The market blackboard confirms his words. There is only salt, at 40 pesos a pound. At twelve o’clock in the morning, when the heat begins to press under the portal of stained flagstones, El Turquino closes its doors. “Because you don’t have it, you don’t even have flies on the counter,” ironically says the retiree, who returns home every afternoon with less than 200 pesos in his pocket and the feeling of having wasted the entire day. “When there is merchandise, things get better. The same people in line come looking for me without calling them. But now not even five customers gather.”
Near Aurelio are the white doors of the market, open just a foot, the “Still Life” signs on empty display cases, the cement benches occupied by older men waiting, not so much to buy, but for something to happen. A parked motorcycle, a column covered with advertisements for bread and sweets that are no longer sold, flower pots that try to put green where wear and tear dominates. The scene repeats itself day after day, like a ritual of waiting without reward.
/ 14ymedio
An El Turquino employee, who asks not to be identified, explains that the lack of products does not respond solely to the current fuel crisis. “This has been going on for years,” he says, leaning against the door. “It’s all bad management by the Trading Company. They notify us when the truck is already parked. We unload whatever comes, and that lasts two or three hours at most.” In December, he remembers, bags of donated rice arrived and were sold in a matter of minutes. “Sometimes a queue forms just because of the rumor that sugar or beans are going to come in. Then it turns out to be false.”

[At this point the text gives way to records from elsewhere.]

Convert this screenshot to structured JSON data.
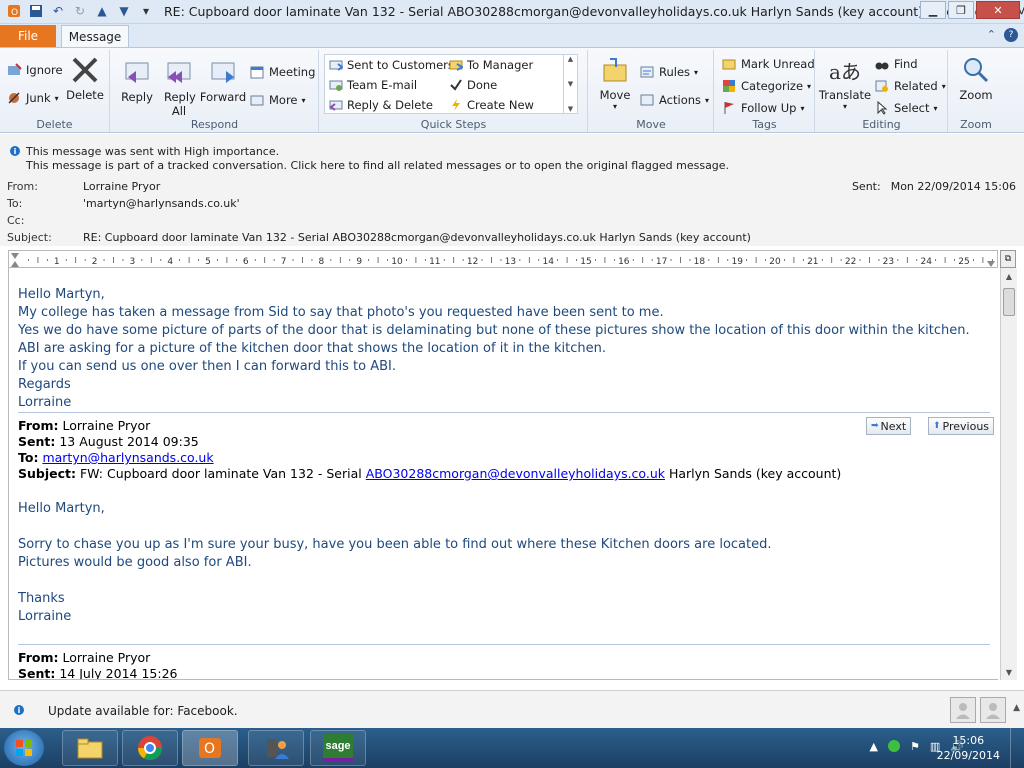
{
  "window": {
    "title": "RE: Cupboard door laminate Van 132 - Serial ABO30288cmorgan@devonvalleyholidays.co.uk Harlyn Sands (key account)  -  Message (HTML)"
  },
  "tabs": {
    "file": "File",
    "message": "Message"
  },
  "ribbon": {
    "delete_group": {
      "label": "Delete",
      "ignore": "Ignore",
      "junk": "Junk",
      "delete": "Delete"
    },
    "respond_group": {
      "label": "Respond",
      "reply": "Reply",
      "reply_all": "Reply All",
      "forward": "Forward",
      "meeting": "Meeting",
      "more": "More"
    },
    "quick_steps": {
      "label": "Quick Steps",
      "items": [
        "Sent to Customers",
        "To Manager",
        "Team E-mail",
        "Done",
        "Reply & Delete",
        "Create New"
      ]
    },
    "move_group": {
      "label": "Move",
      "move": "Move",
      "rules": "Rules",
      "actions": "Actions"
    },
    "tags_group": {
      "label": "Tags",
      "mark_unread": "Mark Unread",
      "categorize": "Categorize",
      "follow_up": "Follow Up"
    },
    "editing_group": {
      "label": "Editing",
      "translate": "Translate",
      "find": "Find",
      "related": "Related",
      "select": "Select"
    },
    "zoom_group": {
      "label": "Zoom",
      "zoom": "Zoom"
    }
  },
  "info": {
    "line1": "This message was sent with High importance.",
    "line2": "This message is part of a tracked conversation. Click here to find all related messages or to open the original flagged message."
  },
  "header": {
    "from_label": "From:",
    "from": "Lorraine Pryor",
    "to_label": "To:",
    "to": "'martyn@harlynsands.co.uk'",
    "cc_label": "Cc:",
    "cc": "",
    "subject_label": "Subject:",
    "subject": "RE: Cupboard door laminate Van 132 - Serial ABO30288cmorgan@devonvalleyholidays.co.uk Harlyn Sands (key account)",
    "sent_label": "Sent:",
    "sent": "Mon 22/09/2014 15:06"
  },
  "ruler": {
    "numbers": [
      "1",
      "2",
      "3",
      "4",
      "5",
      "6",
      "7",
      "8",
      "9",
      "10",
      "11",
      "12",
      "13",
      "14",
      "15",
      "16",
      "17",
      "18",
      "19",
      "20",
      "21",
      "22",
      "23",
      "24",
      "25"
    ]
  },
  "reply": {
    "lines": [
      "Hello Martyn,",
      "My college has taken a message from Sid  to say that photo's you requested have been sent to me.",
      "Yes we do have some picture of parts of the door that is delaminating but none of these pictures show the location of this door within the kitchen.",
      "ABI are asking for a picture of the kitchen door that shows the location of it in the kitchen.",
      "If you can send us one over then I can forward this to ABI.",
      "Regards",
      "Lorraine"
    ]
  },
  "nav": {
    "next": "Next",
    "previous": "Previous"
  },
  "forward1": {
    "from_label": "From:",
    "from": "Lorraine Pryor",
    "sent_label": "Sent:",
    "sent": "13 August 2014 09:35",
    "to_label": "To:",
    "to": "martyn@harlynsands.co.uk",
    "subject_label": "Subject:",
    "subject_prefix": "FW: Cupboard door laminate Van 132 - Serial",
    "subject_link": "ABO30288cmorgan@devonvalleyholidays.co.uk",
    "subject_suffix": "Harlyn Sands (key account)",
    "lines": [
      "Hello Martyn,",
      "Sorry to chase you up as I'm sure your busy, have you been able to find out where these Kitchen doors are located.",
      "Pictures would be good also for ABI.",
      "Thanks",
      "Lorraine"
    ]
  },
  "forward2": {
    "from_label": "From:",
    "from": "Lorraine Pryor",
    "sent_label": "Sent:",
    "sent": "14 July 2014 15:26"
  },
  "people_pane": {
    "text": "Update available for: Facebook."
  },
  "taskbar": {
    "time": "15:06",
    "date": "22/09/2014",
    "sage_label": "sage"
  },
  "colors": {
    "accent": "#e6761f",
    "body_text": "#1f497d",
    "link": "#0000ee"
  }
}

Uncertainty also hits workers. Market hours depend on whether there is something to sell, and rumors of job relocation circulate as lightly as those of merchandise. “If they send us for another activity, I will ask for leave,” says the employee, from inside a darkened store where it is difficult to distinguish the empty shelves.
A few meters from Aurelio, Alicia arranges her bags inside a large cloth bag. She is another retiree who survives by selling bags in front of the market. In his case, indignation weighs as much as fatigue. “When they release something, the first ones to arrive are the resellers,” he says. “They find out from the employees themselves and then everyone comes out with their share. What we have here is tremendous dealing.” She, on the other hand, is being persecuted for selling jabitas.
The drop in commercial offers not only empties market shelves; It also leaves those who depend on its movement without a livelihood. The elderly who sell bags depend on circulation: on the line, on the package, on the rush to carry something home. Age, the minimum pension and the lack of alternatives force them to live day to day, attentive to a market that no longer sells almost anything. The crisis in San José de las Lajas is also measured in bags that no one buys.